- Modi (RM) Location Modi (RM) Modi (RM) (Nepal)
- Coordinates: 28°17′N 83°45′E﻿ / ﻿28.29°N 83.75°E
- Country: Nepal
- Province: Gandaki
- District: Parbat
- Wards: 8
- Established: 10 March 2017

Government
- • Type: Rural Council
- • Chairperson: Mr. Prem Sharma Paudel
- • Vice-chairperson: Mrs. Seti Mahat
- • Term of office: (2017 - 2022)

Area
- • Total: 143.6 km^{2} (55.4 sq mi)

Population (2011)
- • Total: 21,284
- • Density: 150/km^{2} (380/sq mi)
- Time zone: UTC+5:45 (Nepal Standard Time)
- Headquarter: Deupurkot
- Website: modimun.gov.np

= Modi Rural Municipality =

Modi is a Rural municipality located within the Parbat District of the Gandaki Province of Nepal.
The rural municipality spans 143.6 km2 of area, with a total population of 21,284 according to a 2011 Nepal census.

On March 10, 2017, the Government of Nepal restructured the local level bodies into 753 new local level structures.
The previous Deupurkot, Bhuktangle, Deurali, Kyang, Bajung, Tilahar, Ramja Deurali and Chitre VDCs were merged to form Modi Rural Municipality.
Modi is divided into 8 wards, with Deupurkot declared the administrative center of the rural municipality.

==Demographics==
At the time of the 2011 Nepal census, Modi Rural Municipality had a population of 21,312. Of these, 87.5% spoke Nepali, 8.3% Magar, 3.4% Gurung, 0.1% Kham, 0.1% Rai, 0.1% Tamang, 0.1% Newar and 0.4% other languages as their first language.

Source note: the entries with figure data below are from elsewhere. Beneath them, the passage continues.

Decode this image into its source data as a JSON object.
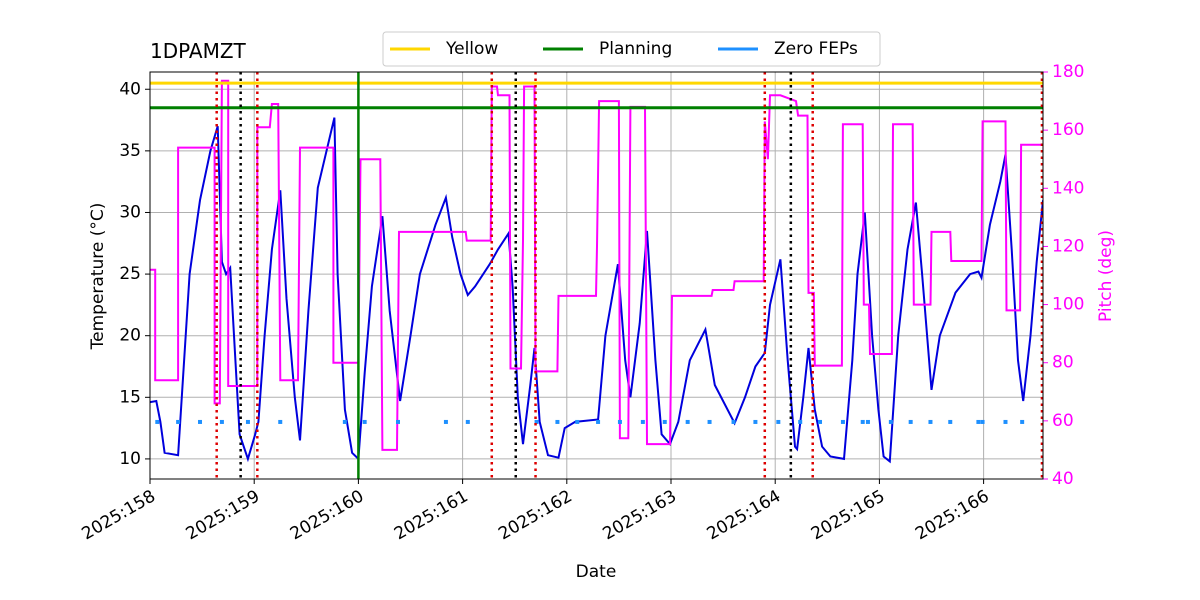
{
  "chart_data": {
    "type": "line",
    "title": "1DPAMZT",
    "xlabel": "Date",
    "ylabel": "Temperature (°C)",
    "y2label": "Pitch (deg)",
    "xlim": [
      158,
      166.57
    ],
    "ylim": [
      8.37,
      41.4
    ],
    "y2lim": [
      40,
      180
    ],
    "xticks": [
      {
        "value": 158,
        "label": "2025:158"
      },
      {
        "value": 159,
        "label": "2025:159"
      },
      {
        "value": 160,
        "label": "2025:160"
      },
      {
        "value": 161,
        "label": "2025:161"
      },
      {
        "value": 162,
        "label": "2025:162"
      },
      {
        "value": 163,
        "label": "2025:163"
      },
      {
        "value": 164,
        "label": "2025:164"
      },
      {
        "value": 165,
        "label": "2025:165"
      },
      {
        "value": 166,
        "label": "2025:166"
      }
    ],
    "yticks": [
      10,
      15,
      20,
      25,
      30,
      35,
      40
    ],
    "y2ticks": [
      40,
      60,
      80,
      100,
      120,
      140,
      160,
      180
    ],
    "grid": true,
    "legend": "top",
    "series": [
      {
        "color": "#0000dd",
        "x": [
          158.0,
          158.06,
          158.1,
          158.14,
          158.27,
          158.38,
          158.48,
          158.58,
          158.65,
          158.69,
          158.73,
          158.77,
          158.82,
          158.86,
          158.94,
          159.01,
          159.04,
          159.1,
          159.17,
          159.25,
          159.31,
          159.39,
          159.44,
          159.52,
          159.61,
          159.77,
          159.8,
          159.87,
          159.94,
          160.0,
          160.06,
          160.13,
          160.23,
          160.3,
          160.4,
          160.5,
          160.59,
          160.74,
          160.84,
          160.9,
          160.98,
          161.05,
          161.12,
          161.26,
          161.34,
          161.44,
          161.48,
          161.53,
          161.58,
          161.65,
          161.69,
          161.74,
          161.82,
          161.92,
          161.98,
          162.08,
          162.3,
          162.37,
          162.49,
          162.56,
          162.61,
          162.7,
          162.77,
          162.85,
          162.91,
          162.99,
          163.07,
          163.18,
          163.33,
          163.42,
          163.61,
          163.71,
          163.81,
          163.9,
          163.95,
          164.05,
          164.12,
          164.19,
          164.21,
          164.27,
          164.32,
          164.38,
          164.45,
          164.53,
          164.66,
          164.74,
          164.79,
          164.86,
          164.93,
          164.99,
          165.04,
          165.1,
          165.18,
          165.27,
          165.35,
          165.41,
          165.5,
          165.58,
          165.73,
          165.87,
          165.95,
          165.98,
          166.06,
          166.16,
          166.21,
          166.27,
          166.33,
          166.38,
          166.45,
          166.51,
          166.57
        ],
        "values": [
          14.6,
          14.7,
          13,
          10.5,
          10.3,
          25,
          31,
          35,
          37,
          26,
          25,
          25.5,
          18,
          12,
          10,
          12,
          13,
          20,
          27,
          31.8,
          23,
          15,
          11.5,
          22,
          32,
          37.7,
          25,
          14,
          10.5,
          10,
          17,
          24,
          29.7,
          22,
          14.7,
          20,
          25,
          29,
          31.2,
          28,
          25,
          23.3,
          24,
          25.8,
          27,
          28.3,
          24,
          15,
          11.2,
          16,
          19,
          13,
          10.3,
          10.1,
          12.5,
          13,
          13.2,
          20,
          25.8,
          18,
          15,
          21,
          28.5,
          18,
          12,
          11.2,
          13,
          18,
          20.5,
          16,
          12.9,
          15,
          17.5,
          18.6,
          22.5,
          26.2,
          18,
          11,
          10.8,
          15,
          19,
          14,
          11,
          10.2,
          10,
          18,
          25,
          30,
          20,
          14,
          10.2,
          9.8,
          20,
          27,
          30.8,
          25,
          15.6,
          20,
          23.5,
          25,
          25.2,
          24.7,
          29,
          32.5,
          34.7,
          27,
          18,
          14.7,
          20,
          26,
          31
        ]
      },
      {
        "color": "#ff00ff",
        "axis": "y2",
        "x": [
          158.0,
          158.05,
          158.05,
          158.27,
          158.27,
          158.62,
          158.62,
          158.67,
          158.69,
          158.75,
          158.75,
          159.03,
          159.03,
          159.15,
          159.17,
          159.23,
          159.25,
          159.42,
          159.44,
          159.76,
          159.76,
          160.0,
          160.02,
          160.21,
          160.23,
          160.37,
          160.39,
          161.03,
          161.04,
          161.27,
          161.28,
          161.33,
          161.34,
          161.45,
          161.46,
          161.56,
          161.58,
          161.59,
          161.69,
          161.7,
          161.91,
          161.92,
          162.28,
          162.29,
          162.31,
          162.5,
          162.51,
          162.59,
          162.61,
          162.75,
          162.77,
          162.99,
          163.01,
          163.39,
          163.4,
          163.6,
          163.61,
          163.89,
          163.9,
          163.93,
          163.95,
          164.05,
          164.2,
          164.22,
          164.31,
          164.32,
          164.37,
          164.38,
          164.64,
          164.65,
          164.84,
          164.85,
          164.9,
          164.91,
          165.12,
          165.13,
          165.32,
          165.33,
          165.49,
          165.5,
          165.68,
          165.69,
          165.98,
          165.99,
          166.21,
          166.22,
          166.35,
          166.36,
          166.57
        ],
        "values": [
          112,
          112,
          74,
          74,
          154,
          154,
          66,
          66,
          177,
          177,
          72,
          72,
          161,
          161,
          169,
          169,
          74,
          74,
          154,
          154,
          80,
          80,
          150,
          150,
          50,
          50,
          125,
          125,
          122,
          122,
          175,
          175,
          172,
          172,
          78,
          78,
          122,
          175,
          175,
          77,
          77,
          103,
          103,
          120,
          170,
          170,
          54,
          54,
          168,
          168,
          52,
          52,
          103,
          103,
          105,
          105,
          108,
          108,
          163,
          150,
          172,
          172,
          170,
          165,
          165,
          104,
          104,
          79,
          79,
          162,
          162,
          100,
          100,
          83,
          83,
          162,
          162,
          100,
          100,
          125,
          125,
          115,
          115,
          163,
          163,
          98,
          98,
          155,
          155
        ]
      },
      {
        "name": "Yellow",
        "color": "#ffd700",
        "kind": "hline",
        "values": [
          40.5
        ]
      },
      {
        "name": "Planning",
        "color": "#008000",
        "kind": "hline",
        "values": [
          38.5
        ]
      },
      {
        "name": "Zero FEPs",
        "color": "#1e90ff",
        "kind": "dots",
        "x": [
          158.07,
          158.27,
          158.48,
          158.69,
          158.94,
          159.25,
          159.87,
          160.06,
          160.38,
          160.84,
          161.05,
          161.71,
          161.91,
          162.1,
          162.3,
          162.51,
          162.73,
          162.94,
          163.16,
          163.37,
          163.6,
          163.81,
          164.03,
          164.24,
          164.43,
          164.65,
          164.84,
          164.89,
          165.11,
          165.3,
          165.49,
          165.68,
          165.95,
          165.99,
          166.21,
          166.37
        ],
        "values": [
          13,
          13,
          13,
          13,
          13,
          13,
          13,
          13,
          13,
          13,
          13,
          13,
          13,
          13,
          13,
          13,
          13,
          13,
          13,
          13,
          13,
          13,
          13,
          13,
          13,
          13,
          13,
          13,
          13,
          13,
          13,
          13,
          13,
          13,
          13,
          13
        ]
      }
    ],
    "vlines": [
      {
        "x": 158.64,
        "color": "#dd0000",
        "style": "dotted"
      },
      {
        "x": 159.03,
        "color": "#dd0000",
        "style": "dotted"
      },
      {
        "x": 161.28,
        "color": "#dd0000",
        "style": "dotted"
      },
      {
        "x": 161.7,
        "color": "#dd0000",
        "style": "dotted"
      },
      {
        "x": 163.9,
        "color": "#dd0000",
        "style": "dotted"
      },
      {
        "x": 164.36,
        "color": "#dd0000",
        "style": "dotted"
      },
      {
        "x": 166.56,
        "color": "#dd0000",
        "style": "dotted"
      },
      {
        "x": 158.87,
        "color": "#000000",
        "style": "dotted"
      },
      {
        "x": 161.51,
        "color": "#000000",
        "style": "dotted"
      },
      {
        "x": 164.15,
        "color": "#000000",
        "style": "dotted"
      },
      {
        "x": 160.0,
        "color": "#008000",
        "style": "solid"
      }
    ]
  }
}
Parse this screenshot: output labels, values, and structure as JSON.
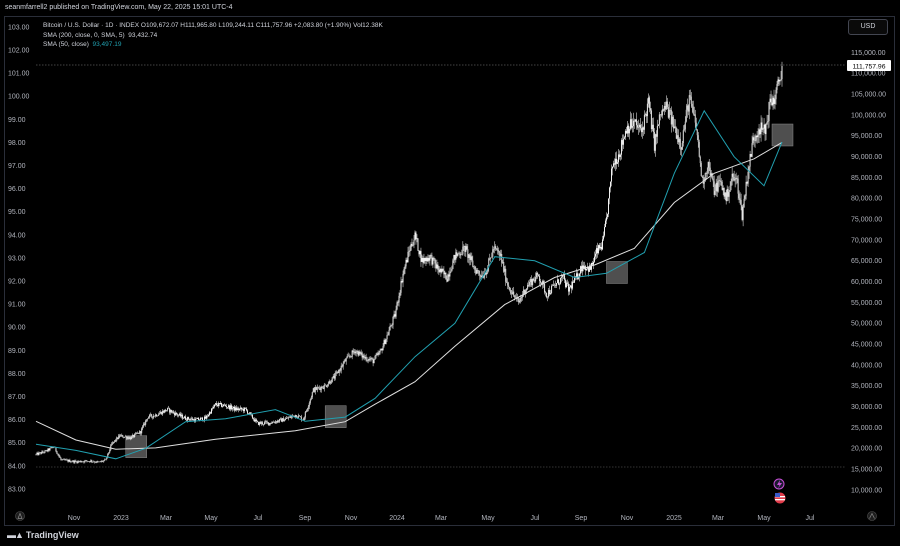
{
  "publisher_line": "seanmfarrell2 published on TradingView.com, May 22, 2025 15:01 UTC-4",
  "currency_button": "USD",
  "legend": {
    "main": "Bitcoin / U.S. Dollar · 1D · INDEX  O109,672.07  H111,965.80  L109,244.11  C111,757.96  +2,083.80 (+1.90%)  Vol12.38K",
    "sma200_label": "SMA (200, close, 0, SMA, 5)",
    "sma200_value": "93,432.74",
    "sma50_label": "SMA (50, close)",
    "sma50_value": "93,497.19"
  },
  "footer_brand": "TradingView",
  "colors": {
    "background": "#000000",
    "candle": "#ffffff",
    "sma200": "#e0e0e0",
    "sma50": "#21a0b0",
    "grid_dotted": "#888888"
  },
  "icons": {
    "top_event": "lightning-icon",
    "bottom_event": "us-flag-icon",
    "left_corner": "settings-triangle-icon",
    "right_corner": "auto-scale-icon"
  },
  "chart_data": {
    "type": "candlestick",
    "symbol": "Bitcoin / U.S. Dollar",
    "interval": "1D",
    "last_price": 111757.96,
    "last_price_label": "111,757.96",
    "left_axis": {
      "ticks": [
        "103.00",
        "102.00",
        "101.00",
        "100.00",
        "99.00",
        "98.00",
        "97.00",
        "96.00",
        "95.00",
        "94.00",
        "93.00",
        "92.00",
        "91.00",
        "90.00",
        "89.00",
        "88.00",
        "87.00",
        "86.00",
        "85.00",
        "84.00",
        "83.00"
      ]
    },
    "right_axis": {
      "ticks": [
        "115,000.00",
        "110,000.00",
        "105,000.00",
        "100,000.00",
        "95,000.00",
        "90,000.00",
        "85,000.00",
        "80,000.00",
        "75,000.00",
        "70,000.00",
        "65,000.00",
        "60,000.00",
        "55,000.00",
        "50,000.00",
        "45,000.00",
        "40,000.00",
        "35,000.00",
        "30,000.00",
        "25,000.00",
        "20,000.00",
        "15,000.00",
        "10,000.00"
      ]
    },
    "x_ticks": [
      "Nov",
      "2023",
      "Mar",
      "May",
      "Jul",
      "Sep",
      "Nov",
      "2024",
      "Mar",
      "May",
      "Jul",
      "Sep",
      "Nov",
      "2025",
      "Mar",
      "May",
      "Jul"
    ],
    "close_path": [
      [
        0,
        18500
      ],
      [
        10,
        19300
      ],
      [
        18,
        20400
      ],
      [
        25,
        17200
      ],
      [
        40,
        16800
      ],
      [
        55,
        17000
      ],
      [
        63,
        16600
      ],
      [
        70,
        17200
      ],
      [
        76,
        21000
      ],
      [
        84,
        23000
      ],
      [
        95,
        22500
      ],
      [
        105,
        24000
      ],
      [
        112,
        27500
      ],
      [
        120,
        28000
      ],
      [
        132,
        29300
      ],
      [
        140,
        28300
      ],
      [
        150,
        27200
      ],
      [
        160,
        26800
      ],
      [
        170,
        27200
      ],
      [
        180,
        30500
      ],
      [
        190,
        30200
      ],
      [
        200,
        29400
      ],
      [
        210,
        29300
      ],
      [
        222,
        26000
      ],
      [
        234,
        26100
      ],
      [
        250,
        27000
      ],
      [
        260,
        28000
      ],
      [
        268,
        27000
      ],
      [
        278,
        34000
      ],
      [
        290,
        35000
      ],
      [
        300,
        37300
      ],
      [
        310,
        41000
      ],
      [
        320,
        43500
      ],
      [
        328,
        42000
      ],
      [
        338,
        41000
      ],
      [
        345,
        43000
      ],
      [
        352,
        47000
      ],
      [
        360,
        52000
      ],
      [
        368,
        62000
      ],
      [
        375,
        68000
      ],
      [
        380,
        71000
      ],
      [
        387,
        65000
      ],
      [
        395,
        66000
      ],
      [
        403,
        63000
      ],
      [
        412,
        61000
      ],
      [
        420,
        66000
      ],
      [
        430,
        68000
      ],
      [
        440,
        63000
      ],
      [
        447,
        61500
      ],
      [
        452,
        63000
      ],
      [
        459,
        68000
      ],
      [
        466,
        66000
      ],
      [
        472,
        60000
      ],
      [
        478,
        57000
      ],
      [
        484,
        55000
      ],
      [
        490,
        58000
      ],
      [
        496,
        60000
      ],
      [
        504,
        61500
      ],
      [
        512,
        57000
      ],
      [
        520,
        59000
      ],
      [
        528,
        61000
      ],
      [
        534,
        58000
      ],
      [
        542,
        61000
      ],
      [
        548,
        64000
      ],
      [
        556,
        63000
      ],
      [
        562,
        67000
      ],
      [
        568,
        69000
      ],
      [
        572,
        75000
      ],
      [
        578,
        88000
      ],
      [
        585,
        91000
      ],
      [
        592,
        97000
      ],
      [
        600,
        98000
      ],
      [
        607,
        96000
      ],
      [
        614,
        103000
      ],
      [
        620,
        93000
      ],
      [
        626,
        100000
      ],
      [
        632,
        102000
      ],
      [
        640,
        97000
      ],
      [
        647,
        93000
      ],
      [
        655,
        104000
      ],
      [
        662,
        97000
      ],
      [
        668,
        84000
      ],
      [
        674,
        88000
      ],
      [
        680,
        82000
      ],
      [
        686,
        84000
      ],
      [
        692,
        80000
      ],
      [
        698,
        85000
      ],
      [
        703,
        84000
      ],
      [
        708,
        76000
      ],
      [
        713,
        85000
      ],
      [
        719,
        94000
      ],
      [
        725,
        97000
      ],
      [
        731,
        96000
      ],
      [
        736,
        103000
      ],
      [
        741,
        104000
      ],
      [
        746,
        109000
      ],
      [
        748,
        111758
      ]
    ],
    "sma200_path": [
      [
        0,
        26500
      ],
      [
        40,
        22000
      ],
      [
        80,
        19800
      ],
      [
        120,
        20100
      ],
      [
        180,
        22200
      ],
      [
        260,
        24200
      ],
      [
        310,
        26400
      ],
      [
        340,
        30600
      ],
      [
        380,
        36000
      ],
      [
        420,
        44500
      ],
      [
        470,
        54500
      ],
      [
        520,
        61000
      ],
      [
        560,
        64000
      ],
      [
        600,
        68000
      ],
      [
        640,
        79000
      ],
      [
        680,
        86000
      ],
      [
        720,
        89500
      ],
      [
        748,
        93433
      ]
    ],
    "sma50_path": [
      [
        0,
        21000
      ],
      [
        40,
        19500
      ],
      [
        80,
        17500
      ],
      [
        110,
        20000
      ],
      [
        150,
        26400
      ],
      [
        190,
        27100
      ],
      [
        240,
        29300
      ],
      [
        270,
        26500
      ],
      [
        310,
        27500
      ],
      [
        340,
        32000
      ],
      [
        380,
        42000
      ],
      [
        420,
        50000
      ],
      [
        460,
        66000
      ],
      [
        500,
        65000
      ],
      [
        540,
        61000
      ],
      [
        572,
        62000
      ],
      [
        610,
        67000
      ],
      [
        640,
        86000
      ],
      [
        670,
        101000
      ],
      [
        700,
        90000
      ],
      [
        730,
        83000
      ],
      [
        748,
        93497
      ]
    ],
    "highlight_boxes": [
      [
        100,
        20400
      ],
      [
        300,
        27600
      ],
      [
        582,
        62200
      ],
      [
        748,
        95200
      ]
    ]
  }
}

In terms of ethnicity/caste, 24.3% were Hill Brahmin, 23.5% Chhetri, 14.2% Magar, 13.0% Kami, 6.3% Sarki, 6.2% Damai/Dholi, 5.4% Thakuri, 4.4% Gurung, 0.9% Sanyasi/Dasnami and 1.8% others.

In terms of religion, 83.0% were Hindu, 16.1% Buddhist, 0.6% Christian, 0.1% Muslim, 0.1% Kirati and 0.1% others.